Controllable Motion Generation via Diffusion Modal Coupling
Luobin Wang, Hongzhan Yu, Chenning Yu, Sicun Gao, Henrik Christensen
TL;DR
This work tackles controllability in diffusion-based motion generation by introducing a Gaussian-mixture prior that couples each prior mode to a principal data mode, enabling direct, mode-level control during sampling without external guidance. By deriving modified forward and reverse diffusion processes and carefully parametrizing the priors to maintain mode separation, the approach achieves higher fidelity and controllability than post-hoc guidance baselines. Empirical results on Waymo and Maze2D demonstrate improved trajectory realism, feasibility, and per-task performance with a single unified model handling multiple modes, highlighting scalability and robustness.

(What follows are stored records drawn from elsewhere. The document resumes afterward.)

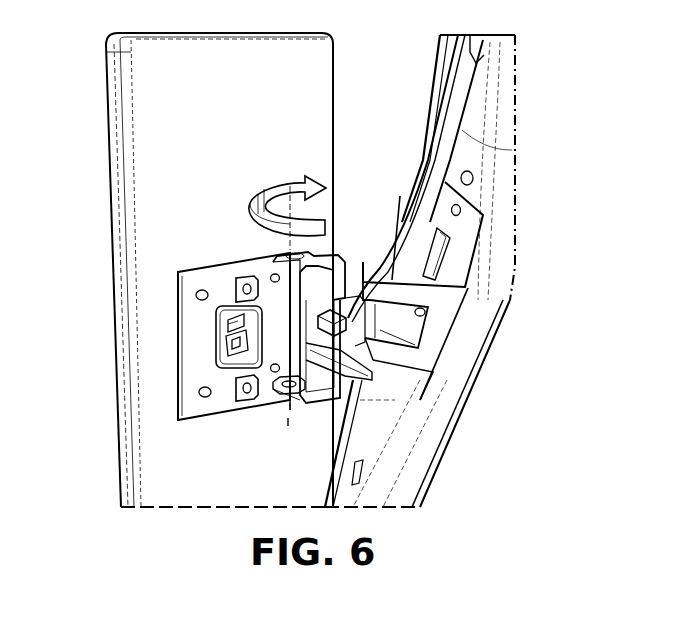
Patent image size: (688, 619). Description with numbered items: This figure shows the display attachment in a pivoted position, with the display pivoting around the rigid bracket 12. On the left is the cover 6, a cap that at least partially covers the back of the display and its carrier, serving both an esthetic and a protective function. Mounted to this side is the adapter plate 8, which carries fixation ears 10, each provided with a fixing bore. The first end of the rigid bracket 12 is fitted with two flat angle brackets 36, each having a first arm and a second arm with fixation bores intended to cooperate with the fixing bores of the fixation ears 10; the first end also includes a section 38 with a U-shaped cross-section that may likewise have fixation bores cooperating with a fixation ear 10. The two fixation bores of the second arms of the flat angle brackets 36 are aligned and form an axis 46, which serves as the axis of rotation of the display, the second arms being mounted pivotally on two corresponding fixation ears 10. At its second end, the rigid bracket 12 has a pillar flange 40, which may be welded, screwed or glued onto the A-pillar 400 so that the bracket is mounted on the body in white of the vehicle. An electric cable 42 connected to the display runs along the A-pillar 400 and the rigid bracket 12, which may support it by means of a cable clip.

The cover 6 is at (200, 458).
The adapter plate 8 is at (198, 344).
The fixation ears 10 is at (240, 287).
The rigid bracket 12 is at (406, 357).
The flat angle brackets 36 is at (320, 250).
The section with a U-shaped cross-section 38 is at (318, 345).
The pillar flange 40 is at (458, 228).
The electric cable 42 is at (418, 172).
The axis 46 is at (291, 418).
The A-pillar 400 is at (490, 108).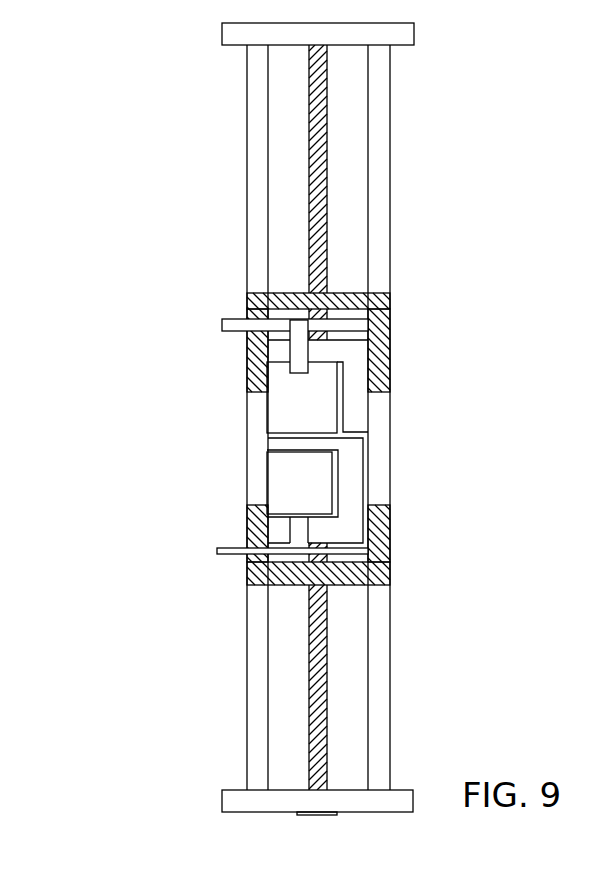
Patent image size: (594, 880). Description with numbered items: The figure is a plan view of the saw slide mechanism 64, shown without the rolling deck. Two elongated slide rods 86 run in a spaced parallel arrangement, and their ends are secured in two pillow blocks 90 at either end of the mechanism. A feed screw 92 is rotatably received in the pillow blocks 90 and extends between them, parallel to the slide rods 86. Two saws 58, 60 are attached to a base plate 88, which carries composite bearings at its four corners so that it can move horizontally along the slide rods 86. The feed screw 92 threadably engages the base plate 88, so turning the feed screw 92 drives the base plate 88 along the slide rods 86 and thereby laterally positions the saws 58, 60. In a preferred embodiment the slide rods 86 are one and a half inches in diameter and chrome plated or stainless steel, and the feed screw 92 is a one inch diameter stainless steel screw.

The saw slide mechanism 64 is at (126, 126).
The slide rods 86 is at (253, 210).
The pillow blocks 90 is at (228, 34).
The feed screw 92 is at (326, 142).
The saw 58 is at (224, 325).
The saw 60 is at (218, 551).
The base plate 88 is at (280, 350).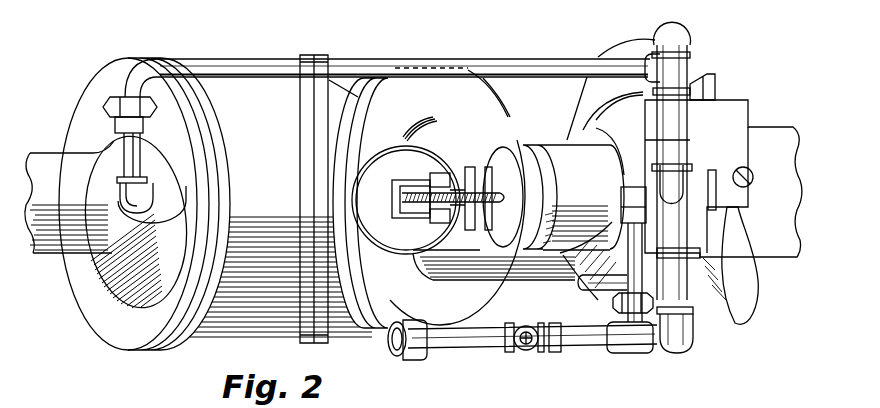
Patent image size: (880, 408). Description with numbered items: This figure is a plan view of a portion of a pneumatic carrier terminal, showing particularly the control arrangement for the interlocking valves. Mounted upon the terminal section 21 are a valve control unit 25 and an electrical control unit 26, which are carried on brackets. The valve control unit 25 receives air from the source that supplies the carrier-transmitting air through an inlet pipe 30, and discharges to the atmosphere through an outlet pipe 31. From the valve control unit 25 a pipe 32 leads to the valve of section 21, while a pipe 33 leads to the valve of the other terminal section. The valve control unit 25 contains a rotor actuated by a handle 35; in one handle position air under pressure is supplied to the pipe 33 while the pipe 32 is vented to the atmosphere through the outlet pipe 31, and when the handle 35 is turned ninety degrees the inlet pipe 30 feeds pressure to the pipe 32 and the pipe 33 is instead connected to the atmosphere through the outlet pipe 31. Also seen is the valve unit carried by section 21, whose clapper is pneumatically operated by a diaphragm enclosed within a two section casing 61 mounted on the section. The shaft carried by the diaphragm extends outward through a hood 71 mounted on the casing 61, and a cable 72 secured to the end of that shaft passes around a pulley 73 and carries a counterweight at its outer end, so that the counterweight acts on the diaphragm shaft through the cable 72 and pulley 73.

The section 21 is at (448, 174).
The valve control unit 25 is at (683, 237).
The electrical control unit 26 is at (723, 179).
The pipe 30 is at (623, 327).
The pipe 31 is at (680, 115).
The pipe 32 is at (494, 338).
The pipe 33 is at (261, 62).
The handle 35 is at (748, 284).
The two section casing 61 is at (522, 182).
The hood 71 is at (571, 168).
The cable 72 is at (488, 154).
The pulley 73 is at (420, 190).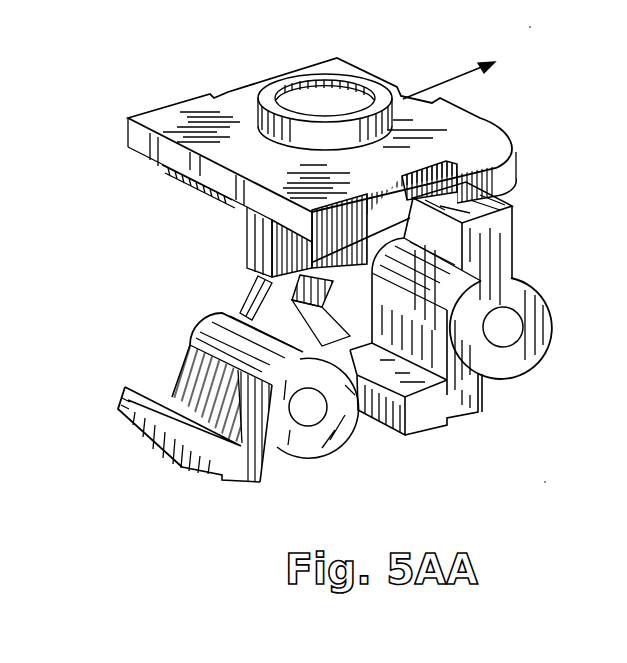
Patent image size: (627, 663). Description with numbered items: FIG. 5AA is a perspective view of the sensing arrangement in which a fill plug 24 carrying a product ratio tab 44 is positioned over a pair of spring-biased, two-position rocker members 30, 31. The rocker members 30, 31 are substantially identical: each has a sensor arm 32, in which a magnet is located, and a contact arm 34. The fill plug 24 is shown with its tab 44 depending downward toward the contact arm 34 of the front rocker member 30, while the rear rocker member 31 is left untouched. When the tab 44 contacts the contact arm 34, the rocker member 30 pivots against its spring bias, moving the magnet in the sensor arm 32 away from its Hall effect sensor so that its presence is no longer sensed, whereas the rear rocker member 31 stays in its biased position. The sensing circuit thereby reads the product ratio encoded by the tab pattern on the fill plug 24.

The fill plug 24 is at (482, 124).
The tab 44 is at (262, 240).
The contact arm 34 is at (268, 296).
The rocker member 30 is at (217, 343).
The sensor arm 32 is at (123, 402).
The rocker member 31 is at (554, 323).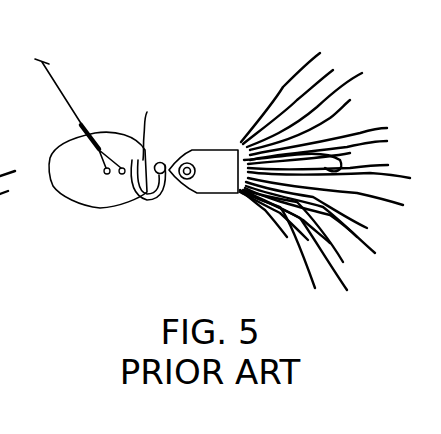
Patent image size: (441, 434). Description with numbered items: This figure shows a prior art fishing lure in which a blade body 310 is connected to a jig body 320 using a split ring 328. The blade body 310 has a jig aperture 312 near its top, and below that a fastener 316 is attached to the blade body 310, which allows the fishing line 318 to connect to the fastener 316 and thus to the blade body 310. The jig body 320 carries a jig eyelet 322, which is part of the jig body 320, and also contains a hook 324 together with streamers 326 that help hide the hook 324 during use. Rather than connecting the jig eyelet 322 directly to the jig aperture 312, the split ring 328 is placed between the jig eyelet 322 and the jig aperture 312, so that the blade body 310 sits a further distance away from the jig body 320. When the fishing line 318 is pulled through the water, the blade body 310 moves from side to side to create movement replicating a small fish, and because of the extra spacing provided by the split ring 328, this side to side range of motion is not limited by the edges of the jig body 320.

The blade body 310 is at (87, 203).
The jig aperture 312 is at (147, 112).
The fastener 316 is at (87, 122).
The fishing line 318 is at (60, 62).
The jig body 320 is at (217, 194).
The jig eyelet 322 is at (186, 150).
The hook 324 is at (0, 137).
The streamers 326 is at (356, 103).
The split ring 328 is at (152, 201).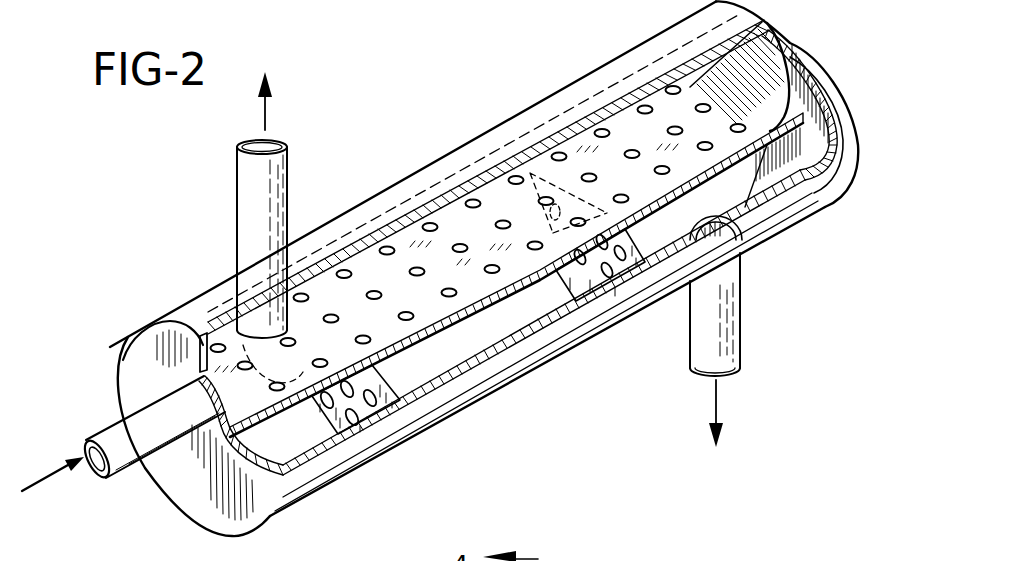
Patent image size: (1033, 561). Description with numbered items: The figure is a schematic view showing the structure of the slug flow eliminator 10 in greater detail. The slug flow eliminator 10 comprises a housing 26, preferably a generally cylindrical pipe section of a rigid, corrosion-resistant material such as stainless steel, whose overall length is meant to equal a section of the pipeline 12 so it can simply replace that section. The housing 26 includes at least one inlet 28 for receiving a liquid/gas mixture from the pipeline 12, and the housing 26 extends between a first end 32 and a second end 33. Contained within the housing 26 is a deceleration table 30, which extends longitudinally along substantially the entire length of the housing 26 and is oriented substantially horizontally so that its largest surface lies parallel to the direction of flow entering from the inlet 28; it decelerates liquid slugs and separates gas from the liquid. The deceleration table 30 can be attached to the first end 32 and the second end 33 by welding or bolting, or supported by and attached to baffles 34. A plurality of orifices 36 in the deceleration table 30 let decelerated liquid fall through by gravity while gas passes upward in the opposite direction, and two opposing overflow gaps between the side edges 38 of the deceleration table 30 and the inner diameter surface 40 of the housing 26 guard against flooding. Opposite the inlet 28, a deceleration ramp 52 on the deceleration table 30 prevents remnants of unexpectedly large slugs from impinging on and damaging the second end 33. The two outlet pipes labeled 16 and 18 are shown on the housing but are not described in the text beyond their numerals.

The framework eliminates train–test mismatch inherent in guidance methods and provides a principled path toward controllable, multi-modal robotic motion synthesis with practical impact for planning and forecasting.
Abstract
Diffusion models have recently gained significant attention in robotics due to their ability to generate multi-modal distributions of system states and behaviors. However, a key challenge remains: ensuring precise control over the generated outcomes without compromising realism. This is crucial for applications such as motion planning or trajectory forecasting, where adherence to physical constraints and task-specific objectives is essential. We propose a novel framework that enhances controllability in diffusion models by leveraging multi-modal prior distributions and enforcing strong modal coupling. This allows us to initiate the denoising process directly from distinct prior modes that correspond to different possible system behaviors, ensuring sampling to align with the training distribution. We evaluate our approach on motion prediction using the Waymo dataset and multi-task control in Maze2D environments. Experimental results show that our framework outperforms both guidance-based techniques and conditioned models with unimodal priors, achieving superior fidelity, diversity, and controllability, even in the absence of explicit conditioning. Overall, our approach provides a more reliable and scalable solution for controllable motion generation in robotics.